179:5:7 19426 Após terem entrado em meditação, por alguns momentos, Jesus continuou falando: “Quando fizerdes essas coisas, relembrai-vos da vida que eu vivi na Terra entre vós e rejubilai, pois eu devo continuar a viver na Terra convosco servindo por vosso intermédio. Como indivíduos, não tenhais entre vós disputas sobre quem será o maior. Sede como irmãos. E, quando o Reino crescer e abranger grandes grupos de crentes, do mesmo modo deveríeis abster-vos de disputas pela grandeza e de buscar a preferência entre tais grupos”.

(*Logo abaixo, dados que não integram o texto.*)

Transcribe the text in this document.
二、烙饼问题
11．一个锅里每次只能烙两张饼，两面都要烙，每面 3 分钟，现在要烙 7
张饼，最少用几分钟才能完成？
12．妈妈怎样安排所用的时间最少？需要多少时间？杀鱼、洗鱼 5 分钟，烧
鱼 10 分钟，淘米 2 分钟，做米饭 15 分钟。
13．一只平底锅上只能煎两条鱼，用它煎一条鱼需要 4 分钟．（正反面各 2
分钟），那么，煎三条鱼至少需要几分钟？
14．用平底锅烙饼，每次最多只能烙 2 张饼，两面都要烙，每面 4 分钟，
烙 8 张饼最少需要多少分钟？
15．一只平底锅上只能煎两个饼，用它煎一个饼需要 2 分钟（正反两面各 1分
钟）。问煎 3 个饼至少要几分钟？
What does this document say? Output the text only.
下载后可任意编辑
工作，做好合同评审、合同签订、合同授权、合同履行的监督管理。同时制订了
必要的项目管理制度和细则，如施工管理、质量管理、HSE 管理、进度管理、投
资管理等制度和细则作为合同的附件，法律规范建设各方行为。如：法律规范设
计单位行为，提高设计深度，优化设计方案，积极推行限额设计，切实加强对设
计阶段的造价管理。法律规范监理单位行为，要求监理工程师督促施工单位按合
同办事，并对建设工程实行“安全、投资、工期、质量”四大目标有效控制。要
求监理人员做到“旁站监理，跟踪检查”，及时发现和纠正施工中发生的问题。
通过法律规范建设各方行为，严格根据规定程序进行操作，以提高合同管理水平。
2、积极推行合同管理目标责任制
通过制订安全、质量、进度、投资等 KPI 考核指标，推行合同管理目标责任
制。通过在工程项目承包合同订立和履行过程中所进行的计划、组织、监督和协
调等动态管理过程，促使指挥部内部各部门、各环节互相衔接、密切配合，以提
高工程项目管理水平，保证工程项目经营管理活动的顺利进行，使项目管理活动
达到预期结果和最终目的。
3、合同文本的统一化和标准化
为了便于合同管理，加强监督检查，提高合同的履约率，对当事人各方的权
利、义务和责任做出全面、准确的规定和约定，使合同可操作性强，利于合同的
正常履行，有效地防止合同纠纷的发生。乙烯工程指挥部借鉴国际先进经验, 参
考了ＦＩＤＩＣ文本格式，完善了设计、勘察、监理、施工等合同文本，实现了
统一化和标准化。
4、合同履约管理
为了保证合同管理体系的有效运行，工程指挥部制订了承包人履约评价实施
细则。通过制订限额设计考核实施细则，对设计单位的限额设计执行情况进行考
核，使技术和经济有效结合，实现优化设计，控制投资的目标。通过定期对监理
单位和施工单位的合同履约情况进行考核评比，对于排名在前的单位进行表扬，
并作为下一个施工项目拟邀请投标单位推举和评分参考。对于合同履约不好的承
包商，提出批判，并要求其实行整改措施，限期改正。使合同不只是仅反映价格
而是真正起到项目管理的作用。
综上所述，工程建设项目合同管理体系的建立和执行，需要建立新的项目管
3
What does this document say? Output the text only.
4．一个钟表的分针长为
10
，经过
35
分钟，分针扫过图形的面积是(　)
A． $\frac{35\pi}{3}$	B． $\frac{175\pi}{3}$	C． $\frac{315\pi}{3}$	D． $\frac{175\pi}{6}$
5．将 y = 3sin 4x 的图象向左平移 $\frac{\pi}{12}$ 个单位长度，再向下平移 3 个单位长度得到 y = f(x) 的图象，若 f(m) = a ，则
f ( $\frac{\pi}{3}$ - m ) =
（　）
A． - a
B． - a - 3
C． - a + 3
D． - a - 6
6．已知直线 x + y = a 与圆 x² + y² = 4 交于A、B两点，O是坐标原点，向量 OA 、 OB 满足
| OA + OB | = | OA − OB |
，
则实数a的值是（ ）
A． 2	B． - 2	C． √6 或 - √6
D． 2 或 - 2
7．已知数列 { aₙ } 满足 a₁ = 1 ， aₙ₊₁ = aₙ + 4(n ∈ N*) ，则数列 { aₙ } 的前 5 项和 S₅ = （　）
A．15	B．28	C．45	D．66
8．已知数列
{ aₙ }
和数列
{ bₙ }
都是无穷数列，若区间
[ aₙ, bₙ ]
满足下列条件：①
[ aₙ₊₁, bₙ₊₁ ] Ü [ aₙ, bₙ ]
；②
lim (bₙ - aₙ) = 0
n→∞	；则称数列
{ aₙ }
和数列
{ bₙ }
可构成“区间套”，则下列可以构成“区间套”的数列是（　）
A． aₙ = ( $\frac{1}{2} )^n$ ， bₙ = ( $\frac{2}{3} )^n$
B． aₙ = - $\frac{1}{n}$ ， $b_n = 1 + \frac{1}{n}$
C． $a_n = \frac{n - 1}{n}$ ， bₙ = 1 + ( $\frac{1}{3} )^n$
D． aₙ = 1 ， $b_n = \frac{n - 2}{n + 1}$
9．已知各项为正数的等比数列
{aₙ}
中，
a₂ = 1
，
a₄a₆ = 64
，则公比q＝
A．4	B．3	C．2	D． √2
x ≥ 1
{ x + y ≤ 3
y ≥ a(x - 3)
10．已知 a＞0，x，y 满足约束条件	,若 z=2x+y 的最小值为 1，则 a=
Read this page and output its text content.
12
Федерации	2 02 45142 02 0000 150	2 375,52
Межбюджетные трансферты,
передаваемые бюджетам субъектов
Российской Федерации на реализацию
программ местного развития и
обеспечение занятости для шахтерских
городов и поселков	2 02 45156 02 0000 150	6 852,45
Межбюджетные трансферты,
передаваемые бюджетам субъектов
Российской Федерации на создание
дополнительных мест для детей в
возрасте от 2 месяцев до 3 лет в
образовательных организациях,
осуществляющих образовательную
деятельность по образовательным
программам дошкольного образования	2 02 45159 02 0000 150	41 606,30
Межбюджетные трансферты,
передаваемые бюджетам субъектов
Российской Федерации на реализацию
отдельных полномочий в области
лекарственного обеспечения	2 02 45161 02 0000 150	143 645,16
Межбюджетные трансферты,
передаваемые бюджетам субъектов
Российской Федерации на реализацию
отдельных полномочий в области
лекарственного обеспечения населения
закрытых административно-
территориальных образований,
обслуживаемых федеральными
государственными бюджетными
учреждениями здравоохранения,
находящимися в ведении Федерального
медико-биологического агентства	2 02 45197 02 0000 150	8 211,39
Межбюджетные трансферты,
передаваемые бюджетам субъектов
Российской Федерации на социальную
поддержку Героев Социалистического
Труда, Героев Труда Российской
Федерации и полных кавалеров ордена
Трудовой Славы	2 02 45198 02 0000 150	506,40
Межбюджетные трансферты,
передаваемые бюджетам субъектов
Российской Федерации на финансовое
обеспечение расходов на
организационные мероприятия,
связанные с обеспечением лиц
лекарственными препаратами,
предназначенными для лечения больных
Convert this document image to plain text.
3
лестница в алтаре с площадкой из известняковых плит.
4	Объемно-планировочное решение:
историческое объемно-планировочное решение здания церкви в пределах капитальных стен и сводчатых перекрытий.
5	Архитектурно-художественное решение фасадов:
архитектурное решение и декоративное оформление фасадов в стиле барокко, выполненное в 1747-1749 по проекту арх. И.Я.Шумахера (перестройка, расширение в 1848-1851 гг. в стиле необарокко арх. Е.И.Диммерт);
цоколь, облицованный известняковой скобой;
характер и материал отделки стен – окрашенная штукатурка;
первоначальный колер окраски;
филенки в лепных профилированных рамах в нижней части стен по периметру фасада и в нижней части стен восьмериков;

179:5:8 19431 E essa ocasião grandiosa teve lugar na sala do andar superior da casa de um amigo. Nem a ceia nem a casa apresentavam qualquer forma sagrada de consagração cerimonial. A ceia da lembrança foi organizada sem a sanção eclesiástica.

179:5:9 19432 Depois que Jesus estabeleceu assim a ceia da lembrança, ele disse aos apóstolos: “E sempre que fizerdes isso, fazei em lembrança de mim. E quando vos lembrardes de mim, primeiro olhai para a minha vida na carne, lembrai-vos de que eu estive certa vez entre vós e, então, pela fé, podeis saber que todos vós ireis algum dia cear comigo no Reino eterno do Pai. Esta é a nova Páscoa, que eu deixo convosco, a da memória da minha vida de auto-outorga, a palavra da verdade eterna; e do meu amor por vós, da efusão do meu Espírito da Verdade sobre toda a carne”.

179:5:10 19433 E eles concluíram essa celebração da velha Páscoa, que, sem derramamento de sangue de sacrifício, estabelecia a inauguração da nova ceia da lembrança, cantando todos juntos o salmo cento e dezoito.